To verify the accuracy of the identification results, the production performance and historical measures of the well group are summarized and analyzed, as shown in Fig. 12. There is a dynamic response between the S164-22 well and SP10-6 well. In December 2016, water channeling occurs after water injection splitting reaches 464 m3, and then the water channeling situation is improved by rotation injection. The production dynamic analysis results are consistent with the flow channel identification results, which verifies the accuracy of this method.
(1) A dual-medium model considering horizontal-well connectivity is established to simulate low-permeability fractured reservoirs. The simulation results show that the model can well match the actual production performance. The simulation speed is faster than traditional numerical simulation software, laying the foundation for real-time reservoir production optimization.

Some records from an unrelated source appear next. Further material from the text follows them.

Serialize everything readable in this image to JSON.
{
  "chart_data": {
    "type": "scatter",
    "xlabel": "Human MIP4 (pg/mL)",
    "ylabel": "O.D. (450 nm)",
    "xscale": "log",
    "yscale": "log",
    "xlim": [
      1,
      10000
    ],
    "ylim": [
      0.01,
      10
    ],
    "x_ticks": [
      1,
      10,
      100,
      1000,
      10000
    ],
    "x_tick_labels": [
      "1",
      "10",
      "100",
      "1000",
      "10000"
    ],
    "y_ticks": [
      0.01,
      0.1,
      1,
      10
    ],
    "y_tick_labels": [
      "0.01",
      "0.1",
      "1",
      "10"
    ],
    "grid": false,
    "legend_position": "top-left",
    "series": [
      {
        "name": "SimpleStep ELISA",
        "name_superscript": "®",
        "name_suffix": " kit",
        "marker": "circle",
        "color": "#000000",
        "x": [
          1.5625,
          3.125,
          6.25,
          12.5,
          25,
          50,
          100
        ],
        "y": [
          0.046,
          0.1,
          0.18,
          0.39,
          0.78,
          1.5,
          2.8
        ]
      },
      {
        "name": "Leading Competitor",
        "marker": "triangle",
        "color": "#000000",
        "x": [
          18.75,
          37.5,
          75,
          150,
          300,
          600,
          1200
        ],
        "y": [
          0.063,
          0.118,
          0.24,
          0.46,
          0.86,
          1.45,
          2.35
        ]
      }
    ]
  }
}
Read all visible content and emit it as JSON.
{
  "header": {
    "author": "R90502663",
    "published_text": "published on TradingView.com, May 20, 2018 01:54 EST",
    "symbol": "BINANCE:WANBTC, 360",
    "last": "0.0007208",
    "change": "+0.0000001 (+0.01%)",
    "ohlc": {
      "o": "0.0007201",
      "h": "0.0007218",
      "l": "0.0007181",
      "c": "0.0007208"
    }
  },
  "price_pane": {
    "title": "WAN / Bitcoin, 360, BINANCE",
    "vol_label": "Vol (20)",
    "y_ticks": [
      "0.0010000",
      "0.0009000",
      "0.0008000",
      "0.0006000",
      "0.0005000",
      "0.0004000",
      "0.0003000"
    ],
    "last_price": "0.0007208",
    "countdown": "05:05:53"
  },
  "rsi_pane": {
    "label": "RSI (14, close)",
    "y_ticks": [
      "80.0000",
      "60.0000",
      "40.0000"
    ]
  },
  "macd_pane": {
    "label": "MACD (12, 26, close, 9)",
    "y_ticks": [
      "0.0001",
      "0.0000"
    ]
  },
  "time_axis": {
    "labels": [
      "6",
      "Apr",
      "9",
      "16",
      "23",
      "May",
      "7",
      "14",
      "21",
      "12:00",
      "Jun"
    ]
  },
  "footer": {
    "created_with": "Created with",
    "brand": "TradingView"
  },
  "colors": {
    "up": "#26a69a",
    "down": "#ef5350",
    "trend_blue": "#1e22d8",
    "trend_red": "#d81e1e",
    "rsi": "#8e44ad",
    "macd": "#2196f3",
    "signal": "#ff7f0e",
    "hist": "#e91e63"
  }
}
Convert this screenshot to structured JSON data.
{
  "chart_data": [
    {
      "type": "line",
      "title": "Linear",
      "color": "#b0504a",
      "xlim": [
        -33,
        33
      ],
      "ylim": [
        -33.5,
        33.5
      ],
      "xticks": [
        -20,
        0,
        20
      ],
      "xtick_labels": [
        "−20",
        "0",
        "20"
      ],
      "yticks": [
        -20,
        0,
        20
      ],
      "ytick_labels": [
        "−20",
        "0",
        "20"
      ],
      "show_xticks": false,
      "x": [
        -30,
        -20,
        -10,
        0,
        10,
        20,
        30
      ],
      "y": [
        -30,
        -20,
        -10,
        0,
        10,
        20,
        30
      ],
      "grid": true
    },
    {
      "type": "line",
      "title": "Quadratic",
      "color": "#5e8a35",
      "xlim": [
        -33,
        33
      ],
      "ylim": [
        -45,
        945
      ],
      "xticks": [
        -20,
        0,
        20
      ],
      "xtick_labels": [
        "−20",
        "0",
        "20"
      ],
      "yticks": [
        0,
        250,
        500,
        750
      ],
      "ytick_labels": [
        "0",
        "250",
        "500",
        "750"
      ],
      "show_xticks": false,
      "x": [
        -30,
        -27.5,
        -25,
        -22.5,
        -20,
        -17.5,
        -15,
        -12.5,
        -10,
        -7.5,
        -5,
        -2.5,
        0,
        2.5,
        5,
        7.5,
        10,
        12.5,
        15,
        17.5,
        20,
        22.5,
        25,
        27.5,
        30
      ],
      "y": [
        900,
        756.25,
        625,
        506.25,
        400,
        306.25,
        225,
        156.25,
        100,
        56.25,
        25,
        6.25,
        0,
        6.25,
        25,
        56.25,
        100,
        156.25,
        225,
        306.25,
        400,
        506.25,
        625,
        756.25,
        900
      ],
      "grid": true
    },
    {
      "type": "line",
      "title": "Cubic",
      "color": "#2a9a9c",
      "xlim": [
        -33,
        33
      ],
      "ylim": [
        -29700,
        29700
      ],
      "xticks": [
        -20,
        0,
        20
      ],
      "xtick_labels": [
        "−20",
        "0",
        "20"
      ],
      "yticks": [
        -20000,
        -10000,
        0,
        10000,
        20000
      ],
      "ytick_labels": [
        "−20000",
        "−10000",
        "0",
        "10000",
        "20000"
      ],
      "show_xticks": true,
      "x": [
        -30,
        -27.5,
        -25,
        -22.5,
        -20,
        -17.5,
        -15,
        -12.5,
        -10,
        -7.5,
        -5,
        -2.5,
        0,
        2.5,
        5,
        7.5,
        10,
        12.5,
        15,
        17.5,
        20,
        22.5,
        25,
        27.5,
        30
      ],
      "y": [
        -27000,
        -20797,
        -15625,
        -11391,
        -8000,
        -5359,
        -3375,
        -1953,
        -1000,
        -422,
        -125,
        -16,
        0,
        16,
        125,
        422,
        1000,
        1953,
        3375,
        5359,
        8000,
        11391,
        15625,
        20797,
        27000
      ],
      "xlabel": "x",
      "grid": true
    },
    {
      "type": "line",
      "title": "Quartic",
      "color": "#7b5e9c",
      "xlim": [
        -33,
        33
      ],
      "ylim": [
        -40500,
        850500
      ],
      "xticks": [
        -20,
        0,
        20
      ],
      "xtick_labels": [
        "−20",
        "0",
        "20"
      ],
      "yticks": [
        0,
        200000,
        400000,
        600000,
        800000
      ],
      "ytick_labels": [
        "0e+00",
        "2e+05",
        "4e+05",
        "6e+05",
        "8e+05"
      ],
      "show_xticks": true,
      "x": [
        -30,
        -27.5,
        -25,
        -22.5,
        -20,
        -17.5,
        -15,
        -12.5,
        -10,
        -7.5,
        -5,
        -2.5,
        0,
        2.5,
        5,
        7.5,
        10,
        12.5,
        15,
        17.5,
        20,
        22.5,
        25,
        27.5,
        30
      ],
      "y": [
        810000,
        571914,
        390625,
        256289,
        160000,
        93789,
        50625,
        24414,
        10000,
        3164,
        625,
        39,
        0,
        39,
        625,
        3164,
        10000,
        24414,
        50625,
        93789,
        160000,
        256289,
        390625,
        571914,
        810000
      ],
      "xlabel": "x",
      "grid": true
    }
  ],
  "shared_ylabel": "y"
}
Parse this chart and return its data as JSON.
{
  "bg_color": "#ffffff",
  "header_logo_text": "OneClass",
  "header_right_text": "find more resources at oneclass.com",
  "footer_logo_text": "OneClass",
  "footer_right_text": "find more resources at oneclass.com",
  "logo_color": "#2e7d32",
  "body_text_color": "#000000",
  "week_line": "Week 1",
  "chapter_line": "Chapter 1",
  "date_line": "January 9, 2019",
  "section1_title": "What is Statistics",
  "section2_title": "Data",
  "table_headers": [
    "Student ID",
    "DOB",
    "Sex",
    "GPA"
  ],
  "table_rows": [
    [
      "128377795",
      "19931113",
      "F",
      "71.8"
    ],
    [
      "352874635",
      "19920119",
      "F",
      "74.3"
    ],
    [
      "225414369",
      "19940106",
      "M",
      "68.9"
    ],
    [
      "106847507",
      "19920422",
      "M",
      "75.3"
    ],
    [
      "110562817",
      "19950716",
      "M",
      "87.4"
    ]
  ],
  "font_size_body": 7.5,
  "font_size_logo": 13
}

(2) A flow channel identification method for low-permeability fractured reservoir is proposed. The method is divided into two steps. In the first step, the Lorentz curve is used to qualitatively identify the heterogeneity between wells. In the second step, the split coefficient is used to quantitatively characterize the channeling paths and quickly identify the channeling path type and accurately characterize the channeling flow.
(3) Application of the proposed method to an oilfield shows that the proposed channeling path identification method can intuitively identify the channeling channel and predict the production performance based on accurate automatic history fitting inversion of the dual-medium model of interwell connectivity. Furthermore, it can give early warning of channeling in time for real-time optimization of production systems and strategy implementation.
Acknowledgement: Personally, I would like to thank support from our team members, and the reviews whose constructive and detailed critique contributed to the quality of this paper.
Funding Statement: The authors received no specific funding for this study.
Conflicts of Interest: The authors declare that they have no conflicts of interest to report regarding the present study.